1.3.2. Virtuozzo Storage Configurations

This section provides information on two Virtuozzo Storage configurations:

  • Minimum Configuration. You can create the minimum configuration for evaluating the Virtuozzo Storage functionality. This configuration, however, is not recommended for use in production environments.
  • Recommended Configuration. You can use the recommended Virtuozzo Storage configuration in a production environment “as is” or adapt it to your needs.

1.3.2.1. Minimum Configuration

The minimum hardware configuration for deploying a Virtuozzo Storage cluster is given below:

Server Role Number of Servers
Metadata Server 1 (can be shared with chunk servers and clients)
Chunk Server 1 (can be shared with metadata servers and clients)
Client 1 (can be shared with chunk and metadata servers)
Total number of servers with role sharing: 1 without role sharing: 3

Graphically, the minimum configuration can be represented as follows:

../_images/image001.png

For a Virtuozzo Storage cluster to function, it must have at least one MDS server, one chunk server, and one client. The minimum configuration has two main limitations:

  1. The cluster has one metadata server, which presents a single point of failure. If the metadata server fails, the entire Virtuozzo Storage cluster will become non-operational.
  2. The cluster has one chunk server that can store only one chunk replica. If the chunk server fails, the cluster will suspend all operations with chunks until a new chunk server is added to the cluster.

1.3.3. Hardware Requirements

Before setting up a Virtuozzo Storage cluster, make sure you have all the necessary equipment at hand.

You are also recommended to:

General

  • Each service (be it MDS, CS or client) requires 1.5 GB of free space on root partition for logs. For example, to run 1 metadata server, 1 client, and 12 chunk servers on a host, you will need 21 GB of free space on the root partition.

Metadata Servers

  • 1 CPU core,
  • 1 GB of RAM per 100 TB of data in the cluster,
  • 3 GB of disk space per 100 TB of data in the cluster,
  • 1 or more Ethernet adapters (1 Gbit/s or faster).

Note

It is recommended to place the MDS journal on SSD, either dedicated or shared with CS and client caches, or at least on a dedicated HDD which has no CS services on it.

Chunk Servers

  • 1/8 of a CPU core (e.g., 1 CPU core per 8 CS),
  • 1 GB of RAM,
  • 100 GB or more of free disk space,
  • 1 or more Ethernet adapters (1 Gbit/s or faster).

Note

  1. On using local RAID with Virtuozzo Storage, consult the Virtuozzo Storage Administrator’s Command Line Guide.
  2. Using a shared JBOD array across multiple nodes running CS services may introduce a single point of failure and make the cluster unavailable if all data replicas happen to be allocated and stored on the failed JBOD. For more information, see here.
  3. For large clusters, it is critically important to configure proper failure domains to improve data availability. For more information, see here.
  4. Do not place chunk servers on disks already used in other I/O workloads, e.g., system or swap. Sharing disks between CS and other sources of I/O will result in severe performance loss and high I/O latencies.

Clients

  • 1 CPU core per 30,000 IOPS,
  • 1 GB of RAM,
  • 1 or more Ethernet adapters (1 Gbit/s or faster).
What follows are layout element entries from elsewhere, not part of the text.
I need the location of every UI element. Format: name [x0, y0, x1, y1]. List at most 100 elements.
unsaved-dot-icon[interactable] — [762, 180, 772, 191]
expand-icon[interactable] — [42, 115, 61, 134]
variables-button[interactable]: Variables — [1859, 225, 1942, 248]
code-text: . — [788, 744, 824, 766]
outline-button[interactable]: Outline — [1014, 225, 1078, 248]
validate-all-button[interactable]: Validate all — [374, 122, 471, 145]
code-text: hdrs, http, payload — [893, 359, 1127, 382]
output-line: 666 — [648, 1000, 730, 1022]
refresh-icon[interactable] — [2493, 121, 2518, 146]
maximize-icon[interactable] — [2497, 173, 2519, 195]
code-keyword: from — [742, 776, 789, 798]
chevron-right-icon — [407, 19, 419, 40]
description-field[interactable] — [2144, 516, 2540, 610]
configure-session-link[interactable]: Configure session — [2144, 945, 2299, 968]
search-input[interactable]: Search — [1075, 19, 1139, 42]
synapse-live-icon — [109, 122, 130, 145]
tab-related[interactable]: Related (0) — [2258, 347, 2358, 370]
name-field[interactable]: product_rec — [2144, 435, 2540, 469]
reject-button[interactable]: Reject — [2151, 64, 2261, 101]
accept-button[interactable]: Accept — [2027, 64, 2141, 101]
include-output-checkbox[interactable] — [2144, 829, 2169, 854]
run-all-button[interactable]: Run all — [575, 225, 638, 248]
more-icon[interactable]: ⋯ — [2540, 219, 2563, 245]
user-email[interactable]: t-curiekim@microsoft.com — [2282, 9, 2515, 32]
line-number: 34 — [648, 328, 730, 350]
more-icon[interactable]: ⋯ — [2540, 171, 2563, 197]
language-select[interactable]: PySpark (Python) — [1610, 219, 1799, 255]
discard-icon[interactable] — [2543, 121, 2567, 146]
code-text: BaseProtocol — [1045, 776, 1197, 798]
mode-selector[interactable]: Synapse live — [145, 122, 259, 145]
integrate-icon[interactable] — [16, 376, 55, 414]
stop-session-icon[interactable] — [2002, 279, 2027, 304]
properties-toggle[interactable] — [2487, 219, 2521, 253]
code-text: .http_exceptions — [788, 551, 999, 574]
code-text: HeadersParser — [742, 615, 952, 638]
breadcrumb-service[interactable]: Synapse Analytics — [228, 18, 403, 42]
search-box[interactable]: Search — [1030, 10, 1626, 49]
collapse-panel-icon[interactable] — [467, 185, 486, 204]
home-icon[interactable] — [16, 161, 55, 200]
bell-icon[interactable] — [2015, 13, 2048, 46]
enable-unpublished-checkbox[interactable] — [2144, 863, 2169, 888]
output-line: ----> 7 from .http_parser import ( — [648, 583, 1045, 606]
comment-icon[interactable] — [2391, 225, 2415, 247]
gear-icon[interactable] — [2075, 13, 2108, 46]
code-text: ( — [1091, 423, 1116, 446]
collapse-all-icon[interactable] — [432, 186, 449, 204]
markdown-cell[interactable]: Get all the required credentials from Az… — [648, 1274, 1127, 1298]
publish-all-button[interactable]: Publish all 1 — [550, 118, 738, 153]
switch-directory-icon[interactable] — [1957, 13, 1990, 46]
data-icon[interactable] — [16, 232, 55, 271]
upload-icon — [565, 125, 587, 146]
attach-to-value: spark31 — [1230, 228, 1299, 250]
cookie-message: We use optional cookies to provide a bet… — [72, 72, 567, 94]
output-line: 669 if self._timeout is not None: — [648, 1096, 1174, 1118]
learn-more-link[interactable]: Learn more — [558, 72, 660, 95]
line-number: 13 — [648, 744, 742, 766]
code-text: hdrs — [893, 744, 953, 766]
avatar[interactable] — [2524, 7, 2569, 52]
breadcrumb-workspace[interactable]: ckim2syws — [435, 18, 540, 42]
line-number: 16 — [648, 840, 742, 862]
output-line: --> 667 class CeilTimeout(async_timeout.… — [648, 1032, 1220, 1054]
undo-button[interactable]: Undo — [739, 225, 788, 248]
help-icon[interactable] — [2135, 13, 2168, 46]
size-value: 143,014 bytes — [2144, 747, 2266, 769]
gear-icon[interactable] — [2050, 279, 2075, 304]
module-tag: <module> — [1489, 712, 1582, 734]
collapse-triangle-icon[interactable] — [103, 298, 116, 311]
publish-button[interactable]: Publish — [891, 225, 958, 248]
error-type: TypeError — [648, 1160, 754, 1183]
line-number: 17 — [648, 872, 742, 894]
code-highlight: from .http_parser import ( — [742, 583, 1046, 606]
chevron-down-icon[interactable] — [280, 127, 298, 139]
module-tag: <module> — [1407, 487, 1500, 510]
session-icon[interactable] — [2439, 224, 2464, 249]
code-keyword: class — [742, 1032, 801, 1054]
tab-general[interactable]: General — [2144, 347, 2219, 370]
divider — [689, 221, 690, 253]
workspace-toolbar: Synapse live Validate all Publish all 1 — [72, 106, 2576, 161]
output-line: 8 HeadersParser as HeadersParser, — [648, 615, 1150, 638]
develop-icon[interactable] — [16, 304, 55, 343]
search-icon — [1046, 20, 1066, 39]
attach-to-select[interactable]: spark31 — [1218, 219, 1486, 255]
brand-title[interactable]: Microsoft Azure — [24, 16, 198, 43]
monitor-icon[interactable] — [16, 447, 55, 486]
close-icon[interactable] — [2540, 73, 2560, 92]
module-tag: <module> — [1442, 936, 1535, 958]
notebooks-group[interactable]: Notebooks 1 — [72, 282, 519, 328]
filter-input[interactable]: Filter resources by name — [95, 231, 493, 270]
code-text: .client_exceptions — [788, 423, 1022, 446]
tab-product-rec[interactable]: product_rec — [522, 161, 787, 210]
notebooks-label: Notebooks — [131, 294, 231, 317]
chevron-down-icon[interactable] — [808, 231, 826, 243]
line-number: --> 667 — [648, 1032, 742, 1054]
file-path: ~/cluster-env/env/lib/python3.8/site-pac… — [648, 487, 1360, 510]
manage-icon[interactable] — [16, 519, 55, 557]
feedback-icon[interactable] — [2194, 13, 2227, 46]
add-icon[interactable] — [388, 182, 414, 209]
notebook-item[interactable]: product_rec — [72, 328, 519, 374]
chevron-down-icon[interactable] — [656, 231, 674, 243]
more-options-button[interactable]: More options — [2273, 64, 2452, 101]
The following table lists the maximum network performance a Virtuozzo Storage client can get with the specified network interface. The recommendation for clients is to use 10Gbps network hardware between any two cluster nodes and minimize network latencies, especially if SSD disks are used.

Storage network interface 1Gbps 2 x 1Gbps 3 x 1Gbps 10Gbps 2 x 10Gbps
Entire node maximum I/O throughput 100MB/s ~175MB/s ~250MB/s 1GB/s 1.75GB/s
Single VM maximum I/O throughput (replication) 100MB/s 100MB/s 100MB/s 1GB/s 1GB/s
Single VM maximum I/O throughput (erasure coding) 70MB/s ~130MB/s ~180MB/s 700MB/s 1.3GB/s

Note

For hard disk requirements and the recommended partitioning scheme for servers that run Virtuozzo and participate in clusters, see the Partitioning the Hard Drives.

1.3.4. Network Requirements

When planning your network, make sure that it

  • operates at 1 Gbit/s or faster (for more details, see here),
  • has non-blocking Ethernet switches.

You should use separate networks and Ethernet adapters for user and cluster traffic. This will prevent possible I/O performance degradation in your cluster by external traffic. Besides, if a cluster is accessible from public networks (e.g., from the Internet), it may become a target of Denial-of-Service attacks, and the entire cluster I/O subsystem may get stuck.

The figure below shows a sample network configuration for Virtuozzo Storage.

../_images/image002.png

In this network configuration:

  • BackNet is a private network used solely for interconnection and intercommunication of servers in the cluster and is not available from the public network. All servers in the cluster are connected to this network via one of their network cards.
  • FrontNet is a public network customers use to access their virtual machines and containers in the Virtuozzo Storage cluster.

Note

  1. Network switches are a very common point of failure, so it is critically important to configure proper failure domains to improve data availability. For more information, see here.
  2. To learn more about Virtuozzo Storage networks (in particular, how to bind chunk servers to specific IP addresses), see here.